OUSA has long recognized that certain marginalized groups face significant barriers in accessing post-secondary education in Ontario. In particular, Aboriginal peoples in Canada face multiple and system barriers to attaining and succeeding in post-secondary education, including a long history of discrimination, and a current pattern of underfunding of Aboriginal education. Even as Aboriginal attainment has increased across Canada, widening participation more generally has meant that the attainment gap between Aboriginal and Non-Aboriginal peoples is in fact widening. [1]

aboriginal attainment

Given the pressing need to mitigate the barriers experienced by Aboriginal students, OUSA’s Aboriginal Students Policy Paper was brought forward for revision and renewal by the 39th General Assembly, hosted at Queen’s University in March 2014.  Authored by Thomas Pritchard (Queen’s AMS) and Stephen Franchetto (WLUSU), this paper was heavily informed by OUSA’s consultation with Aboriginal students and staff at Aboriginal Student Centres. OUSA would like to thank all of the staff, students, and stakeholders who took the time to share their experiences, and to offer ideas and solutions.
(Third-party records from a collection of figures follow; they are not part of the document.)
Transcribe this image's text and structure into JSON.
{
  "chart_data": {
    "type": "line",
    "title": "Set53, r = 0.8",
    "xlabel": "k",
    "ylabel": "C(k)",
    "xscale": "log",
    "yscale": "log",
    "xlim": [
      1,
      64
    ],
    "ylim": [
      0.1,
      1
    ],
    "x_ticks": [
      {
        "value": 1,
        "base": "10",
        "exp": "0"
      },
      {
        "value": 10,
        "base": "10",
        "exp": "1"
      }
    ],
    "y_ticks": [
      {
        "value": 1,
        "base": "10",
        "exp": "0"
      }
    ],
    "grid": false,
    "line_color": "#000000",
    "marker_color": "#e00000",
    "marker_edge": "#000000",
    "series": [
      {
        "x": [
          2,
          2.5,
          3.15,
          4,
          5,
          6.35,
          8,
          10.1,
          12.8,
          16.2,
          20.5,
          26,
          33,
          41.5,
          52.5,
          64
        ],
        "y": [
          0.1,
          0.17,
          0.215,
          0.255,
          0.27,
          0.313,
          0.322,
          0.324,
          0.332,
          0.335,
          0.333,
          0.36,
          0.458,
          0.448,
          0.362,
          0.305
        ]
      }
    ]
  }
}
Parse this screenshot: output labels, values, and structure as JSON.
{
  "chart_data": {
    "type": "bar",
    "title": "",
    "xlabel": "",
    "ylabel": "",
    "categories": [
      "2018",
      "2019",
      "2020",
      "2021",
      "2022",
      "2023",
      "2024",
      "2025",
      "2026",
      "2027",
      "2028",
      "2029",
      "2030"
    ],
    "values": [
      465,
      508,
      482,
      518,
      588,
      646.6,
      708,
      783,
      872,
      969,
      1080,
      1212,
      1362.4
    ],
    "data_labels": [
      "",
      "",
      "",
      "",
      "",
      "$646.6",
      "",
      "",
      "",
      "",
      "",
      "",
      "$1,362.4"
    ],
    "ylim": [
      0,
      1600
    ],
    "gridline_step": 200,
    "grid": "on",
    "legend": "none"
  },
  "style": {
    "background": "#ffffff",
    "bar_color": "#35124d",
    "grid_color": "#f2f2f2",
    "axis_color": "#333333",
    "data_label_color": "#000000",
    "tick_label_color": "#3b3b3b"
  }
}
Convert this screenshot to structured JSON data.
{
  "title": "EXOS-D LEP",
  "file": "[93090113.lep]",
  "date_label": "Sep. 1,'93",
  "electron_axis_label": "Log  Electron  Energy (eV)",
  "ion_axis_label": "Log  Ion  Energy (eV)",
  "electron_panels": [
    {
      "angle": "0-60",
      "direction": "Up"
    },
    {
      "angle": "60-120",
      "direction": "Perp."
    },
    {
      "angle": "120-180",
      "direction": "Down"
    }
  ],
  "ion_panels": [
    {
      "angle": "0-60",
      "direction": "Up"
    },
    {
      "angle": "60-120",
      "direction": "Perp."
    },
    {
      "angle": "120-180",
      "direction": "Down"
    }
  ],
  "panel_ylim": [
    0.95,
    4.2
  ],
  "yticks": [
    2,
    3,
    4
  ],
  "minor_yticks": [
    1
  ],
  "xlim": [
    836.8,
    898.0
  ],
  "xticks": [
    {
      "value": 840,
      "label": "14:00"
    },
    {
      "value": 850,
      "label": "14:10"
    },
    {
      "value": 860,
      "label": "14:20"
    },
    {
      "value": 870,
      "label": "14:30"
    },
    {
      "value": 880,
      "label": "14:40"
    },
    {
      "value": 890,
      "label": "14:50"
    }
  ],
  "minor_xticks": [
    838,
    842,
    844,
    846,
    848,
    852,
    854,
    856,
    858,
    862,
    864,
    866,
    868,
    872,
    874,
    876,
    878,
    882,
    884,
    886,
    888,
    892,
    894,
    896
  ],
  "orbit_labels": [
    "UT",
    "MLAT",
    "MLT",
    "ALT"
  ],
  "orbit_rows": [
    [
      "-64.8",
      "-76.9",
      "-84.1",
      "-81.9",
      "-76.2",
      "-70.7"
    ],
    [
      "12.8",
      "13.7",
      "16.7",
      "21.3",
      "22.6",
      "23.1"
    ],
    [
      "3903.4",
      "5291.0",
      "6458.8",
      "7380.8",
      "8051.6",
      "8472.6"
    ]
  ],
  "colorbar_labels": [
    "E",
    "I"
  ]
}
Guided by our focus groups and interviews, the updated policy paper included a number of new or expanded sections. These included:

  • Broadening our focus on the experiences of Aboriginal students in K-12. Students call on both federal and provincial governments to invest in the success of Aboriginal students at school, whether in band-schools or in the provincial public system. Further, students call on the provincial government to better integrate Aboriginal content into the curriculum for all Ontarian schools, and to require Ontario’s teachers to take a module on Aboriginal education as part of their training.
  • Renewing our call for the uncapping of federal assistance for First Nations students [2] and for the provincial government to expand the Aboriginal Bursary to meet the unmet need of Aboriginal students. Students also believe the provincial government should improve administration of the Aboriginal Bursary, increase funding for the Ontario Distance Grant,  and provide targeted funding for Métis students.
  • Calling for sustainable long-term funding for Aboriginal student centres. Students recognize that Aboriginal students may require additional support, cultural safe spaces, day care services etc in order to succeed at their studies. The current provincial funding model is unpredictable and limited to three-year cycles: students believe sustainable long-term funding for Aboriginal student centres should be found to ensure the viability of these crucial services.
  • Including an entirely new section on employment outcomes for Aboriginal graduates. Recognizing that Aboriginal graduates often face additional barriers in gaining employment both in and out of study, students recommend that institutions provide targeted careers services for Aboriginal students, and explore strategies to increase the numbers of Aboriginal students able to undertake work-integrated learning opportunities.
  • Calling for institutional transformation in order to ensure Ontario’s universities provide a welcoming environment, that values Aboriginal cultures and systems of knowledge. Suggested strategies include providing anti-racist Aboriginal cultural training, meaningfully including Aboriginal culture as part of the campus, including Aboriginal perspectives and pedagogies in the curriculum. Further, students believe that institutions that are sited on traditional territories should commit to recognizing Aboriginal land claims at major events, for example convocation.

Finally, OUSA calls for a framework of evaluative and accountability measures to be established, in order to monitor the success of initiatives aimed at improving Aboriginal students access, participation and graduation rates.

For me, perhaps the most striking aspect of the conversations over the course of the three-day conference was the shock of some students at the conditions and barriers Aboriginal students continue to face. For many of us, it is almost unthinkable that children in Canada go to schools without running water, or where the teachers are unable to afford the textbooks they need for their class. And yet this is the lived reality of many children living on First Nations reserves. Without investment in the future of these children, many will fail to complete high school, let alone attend post-secondary. This ongoing crisis must remain at the forefront of public discourse, particularly as the recent resignation of Shawn Atleo as National Chief of the Assembly of First Nations has led to the shelving of the heavily debated First Nations Education Act. [3]

Following the approval of this policy paper, OUSA looks forward to continuing discussions with stakeholders and bringing these recommendations forward to government.

To read OUSA’s Aboriginal Students Policy Paper, click here.

Ailsa Bristow
OUSA Research Analyst

[1] Based on data from the Census (1996, 2001, 2006) and National Household Survey (2011), as presented in Gordon & White (2013) The Supply Side of Aboriginal Post-Secondary Education in Canada.

[2] The federal PSSSP program has been capped at 2 per cent increases since 1996, well below inflation and the actual need of First Nations students.